Imperfect Understanding: Intimate Portraits of Modern Chinese Celebrities

by Christopher Rea


This book is in the Cambria Sinophone World Series, headed by Victor Mair (University of Pennsylvania).

*Includes 57 B&W images.

Wen Yuan-ning (1900–1984) was both an insider and an outsider on the politics of celebrity in modern China. Born into a Hakka family in the Dutch East Indies, he studied law at Cambridge University before moving to China to embark on a remarkably varied career. He taught English literature at China’s top universities, including Peking and Tsinghua, contributed to leading English-language periodicals such as The China Critic and T’ien Hsia Monthly, served in China’s legislature in Nanking, worked as a wartime propagandist in Hong Kong, and eventually was appointed as China’s ambassador to Greece.

During the heady days of Anglophone publishing in 1930s China, Wen Yuan-ning edited for The China Critic a series of “Unedited Biographies” (later “Intimate Portraits”) of famous contemporary Chinese personages.
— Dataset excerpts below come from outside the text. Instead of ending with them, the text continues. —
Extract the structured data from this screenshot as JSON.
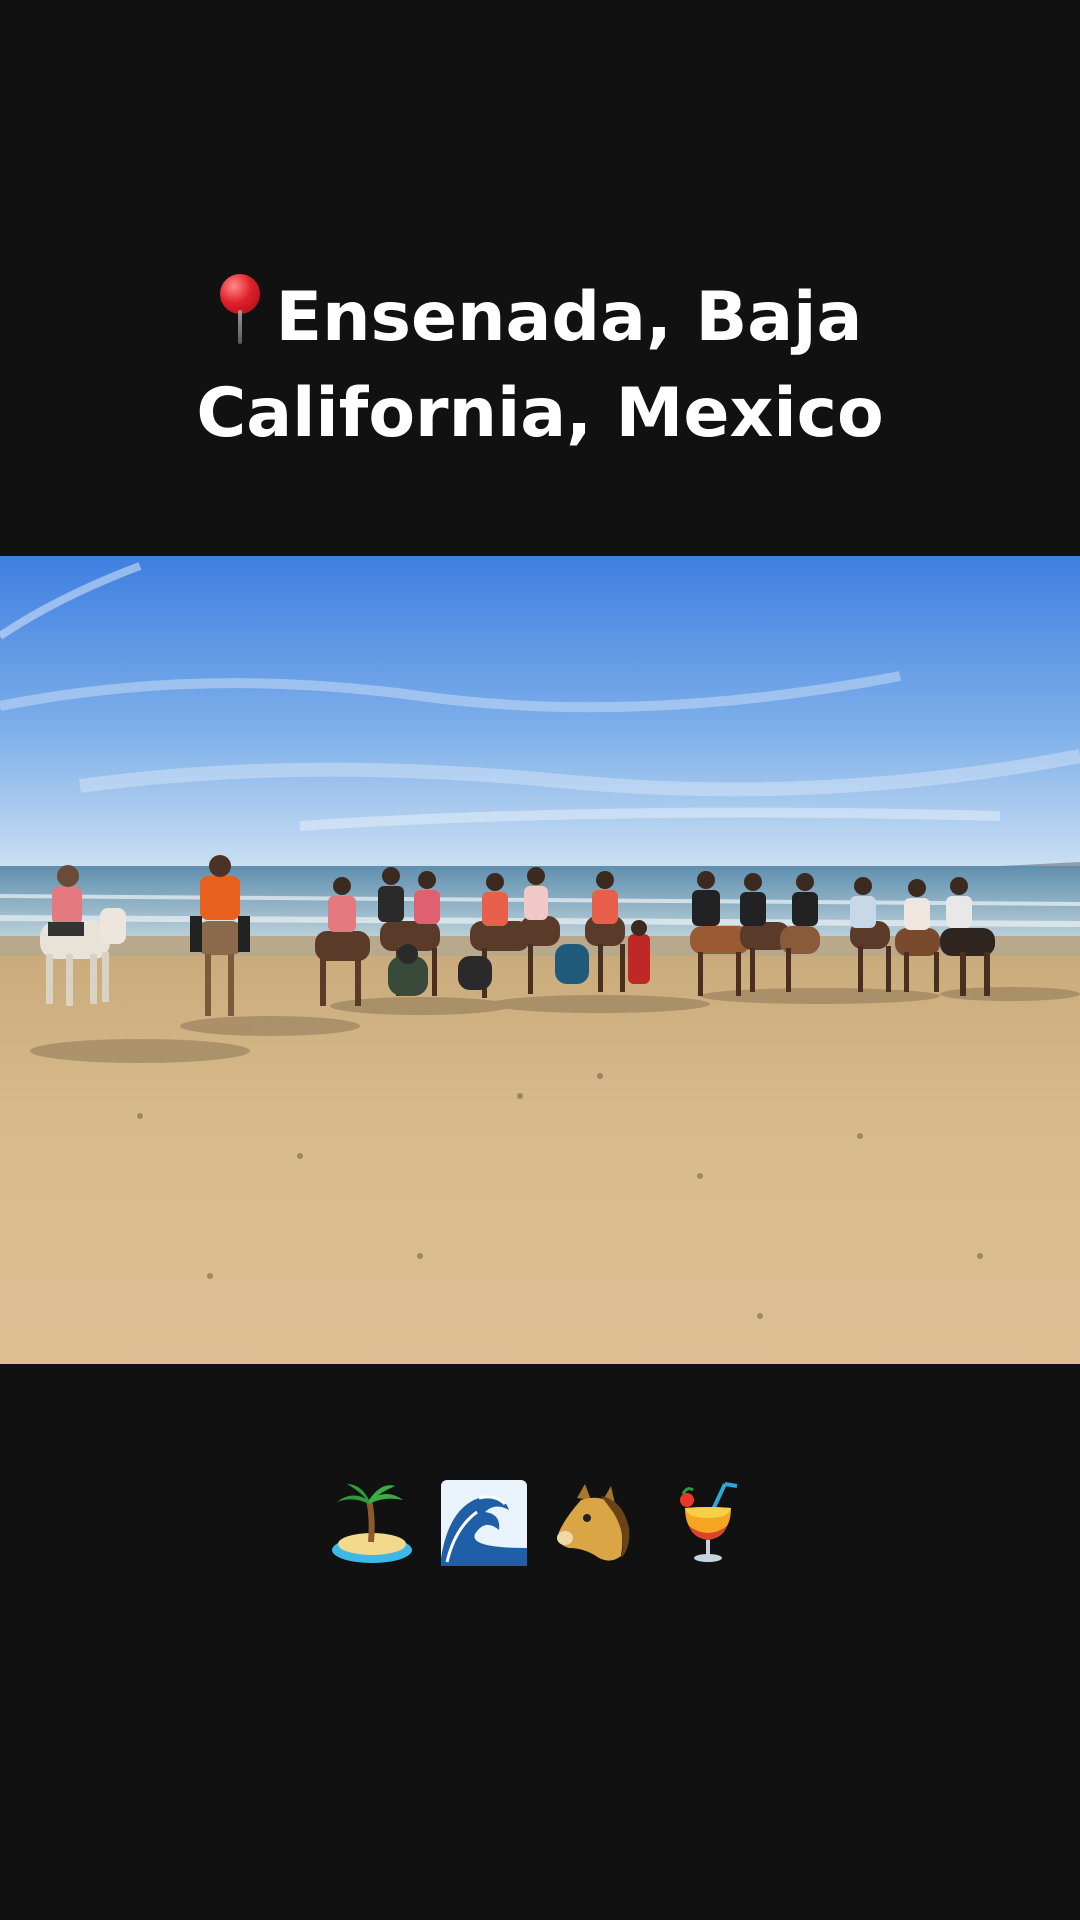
{
  "caption": {
    "pin_icon": "round-pushpin-icon",
    "line1": "Ensenada, Baja",
    "line2": "California, Mexico"
  },
  "photo": {
    "subject": "group-on-horseback-at-beach"
  },
  "emojis": [
    {
      "icon": "desert-island-icon"
    },
    {
      "icon": "water-wave-icon"
    },
    {
      "icon": "horse-face-icon"
    },
    {
      "icon": "tropical-drink-icon"
    }
  ],
  "colors": {
    "background": "#111111",
    "text": "#ffffff",
    "sky_top": "#3f7fe0",
    "sand": "#d8bb8c"
  }
}
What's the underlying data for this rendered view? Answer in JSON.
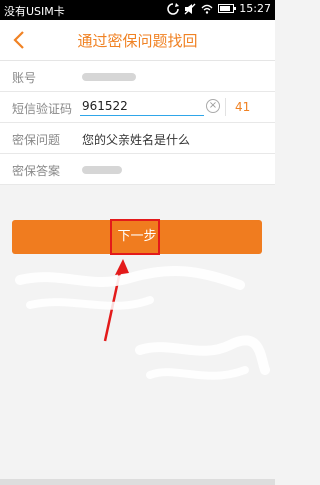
{
  "status_bar": {
    "carrier": "没有USIM卡",
    "time": "15:27"
  },
  "header": {
    "title": "通过密保问题找回"
  },
  "form": {
    "account": {
      "label": "账号"
    },
    "sms_code": {
      "label": "短信验证码",
      "value": "961522",
      "countdown": "41"
    },
    "question": {
      "label": "密保问题",
      "value": "您的父亲姓名是什么"
    },
    "answer": {
      "label": "密保答案"
    }
  },
  "next_button": {
    "label": "下一步"
  },
  "colors": {
    "accent": "#f08224",
    "highlight": "#e31a1a"
  }
}
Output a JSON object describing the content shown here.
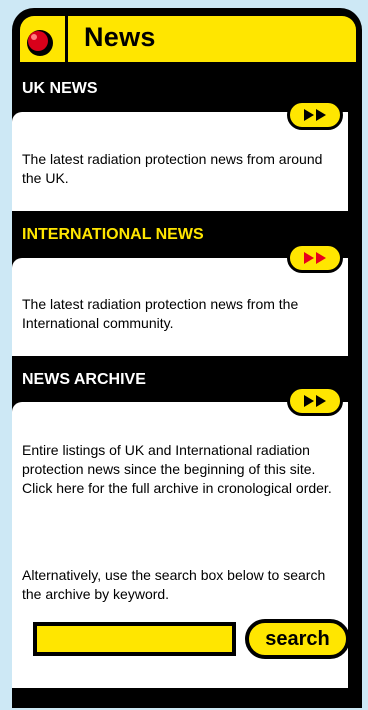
{
  "header": {
    "title": "News",
    "icon": "red-ball-icon"
  },
  "sections": [
    {
      "title": "UK NEWS",
      "text": "The latest radiation protection news from around the UK.",
      "title_color": "#ffffff"
    },
    {
      "title": "INTERNATIONAL NEWS",
      "text": "The latest radiation protection news from the International community.",
      "title_color": "#ffe600"
    },
    {
      "title": "NEWS ARCHIVE",
      "text": "Entire listings of UK and International radiation protection news since the beginning of this site. Click here for the full archive in cronological order.",
      "title_color": "#ffffff"
    }
  ],
  "archive_note": "Alternatively, use the search box below to search the archive by keyword.",
  "search": {
    "value": "",
    "button_label": "search"
  },
  "colors": {
    "accent": "#ffe600",
    "panel": "#000000",
    "page_bg": "#cde8f5",
    "arrow_uk": "#000000",
    "arrow_international": "#e8001c",
    "arrow_archive": "#000000"
  }
}
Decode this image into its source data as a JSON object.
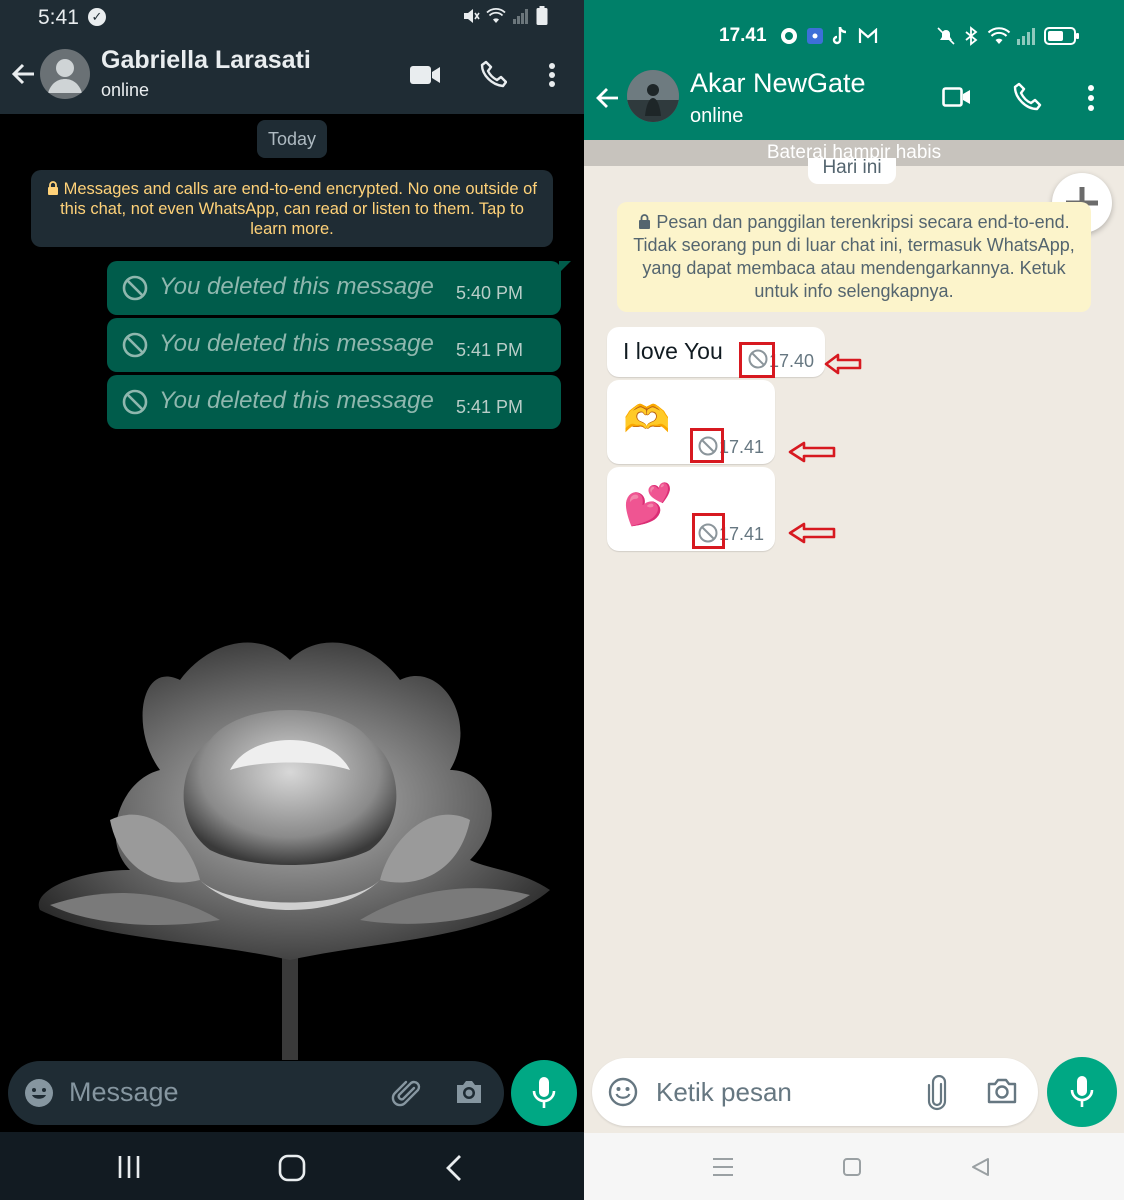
{
  "left": {
    "status_time": "5:41",
    "contact_name": "Gabriella Larasati",
    "contact_status": "online",
    "day_label": "Today",
    "encryption_notice": "Messages and calls are end-to-end encrypted. No one outside of this chat, not even WhatsApp, can read or listen to them. Tap to learn more.",
    "messages": [
      {
        "text": "You deleted this message",
        "time": "5:40 PM"
      },
      {
        "text": "You deleted this message",
        "time": "5:41 PM"
      },
      {
        "text": "You deleted this message",
        "time": "5:41 PM"
      }
    ],
    "composer_placeholder": "Message",
    "colors": {
      "header": "#1f2c34",
      "bubble_out": "#005c4b",
      "accent": "#00a884",
      "notice_text": "#ffd279"
    }
  },
  "right": {
    "status_time": "17.41",
    "contact_name": "Akar NewGate",
    "contact_status": "online",
    "battery_banner": "Baterai hampir habis",
    "day_label": "Hari ini",
    "encryption_notice": "Pesan dan panggilan terenkripsi secara end-to-end. Tidak seorang pun di luar chat ini, termasuk WhatsApp, yang dapat membaca atau mendengarkannya. Ketuk untuk info selengkapnya.",
    "messages": [
      {
        "text": "I love You",
        "time": "17.40"
      },
      {
        "text": "🫶",
        "time": "17.41"
      },
      {
        "text": "💕",
        "time": "17.41"
      }
    ],
    "composer_placeholder": "Ketik pesan",
    "colors": {
      "header": "#008069",
      "wallpaper": "#efeae2",
      "accent": "#00a884",
      "highlight": "#d71920"
    }
  }
}
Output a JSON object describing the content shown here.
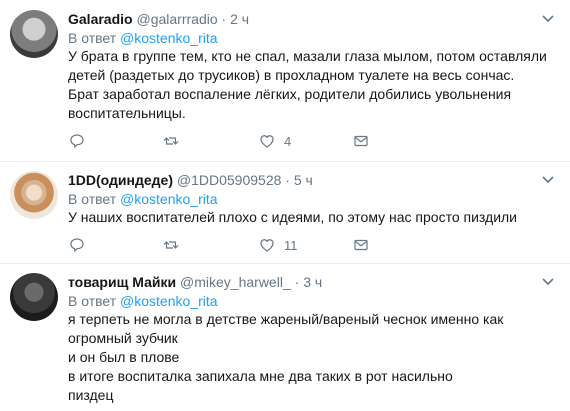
{
  "tweets": [
    {
      "name": "Galaradio",
      "handle": "@galarrradio",
      "time": "2 ч",
      "reply_prefix": "В ответ",
      "reply_mention": "@kostenko_rita",
      "text": "У брата в группе тем, кто не спал, мазали глаза мылом, потом оставляли детей (раздетых до трусиков) в прохладном туалете на весь сончас. Брат заработал воспаление лёгких, родители добились увольнения воспитательницы.",
      "likes": "4"
    },
    {
      "name": "1DD(одиндеде)",
      "handle": "@1DD05909528",
      "time": "5 ч",
      "reply_prefix": "В ответ",
      "reply_mention": "@kostenko_rita",
      "text": "У наших воспитателей плохо с идеями, по этому нас просто пиздили",
      "likes": "11"
    },
    {
      "name": "товарищ Майки",
      "handle": "@mikey_harwell_",
      "time": "3 ч",
      "reply_prefix": "В ответ",
      "reply_mention": "@kostenko_rita",
      "text_lines": [
        "я терпеть не могла в детстве жареный/вареный чеснок именно как огромный зубчик",
        "и он был в плове",
        "в итоге воспиталка запихала мне два таких в рот насильно",
        "пиздец"
      ]
    }
  ],
  "colors": {
    "accent": "#1da1f2",
    "muted": "#657786",
    "text": "#14171a",
    "divider": "#e6ecf0"
  },
  "icons": [
    "reply-icon",
    "retweet-icon",
    "like-icon",
    "mail-icon",
    "chevron-down-icon"
  ]
}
Wen and his collaborators—some of whom wrote anonymously—offered readers mischievous and idiosyncratic accounts of the careers and personalities of the people in the news. These celebrity sketches proved both controversial and popular, with several of them immediately being translated into Chinese. A selection of seventeen of Wen’s own contributions to The China Critic series was published to acclaim in 1935 as the book Imperfect Understanding. Yet Wen and his contributions to Chinese literary culture disappeared from the historical record after the founding of the People’s Republic, likely because Wen wrote in English and had close ties to the Chinese Nationalist Party.

What did it mean to be a celebrity in 1930s China? Who were Republican China’s preeminent intellectuals, writers, artists, politicians, diplomats, and businesspeople, and how were they represented in the popular press? This anthology brings together fifty rediscovered essays, written in English in 1934, which offer fascinating, close-up profiles of a constellation of celebrities. From the warlord Han Fuju to the Peking Opera star Mei Lanfang to the intellectual leader Hu Shi to the novelist Lao She to ambassador Wellington Koo to the Singaporean Chinese entrepreneur Lim Boon Keng to the deposed Qing Emperor Puyi, the series presents a panorama of Chinese elites. Imperfect Understanding constitutes a significant archival discovery, a unique artifact of the pre-war heyday of Anglophone literary culture in China.

Imperfect Understanding: Intimate Portraits of Chinese Celebrities is both an entertaining work of literature, by turns comedic and touching, and an important historical document. Its sketches represent influential Chinese historical figures, warts and all, in the eyes of contemporary observers seeking to provide readers an alternative to the autobiographical puffery of popular books like Who’s Who in China. Christopher Rea’s introduction offers new research on the forgotten literary figure Wen Yuan-ning and argues that one of the essays published under his name was written anonymously by a young man who went on to become one of modern China’s literary giants: Qian Zhongshu. This edition of Imperfect Understanding also includes multiple reviews of Wen’s book, brief biographies of the subjects of the Critic series, and a bibliography of further writings by and on Wen Yuan-ning.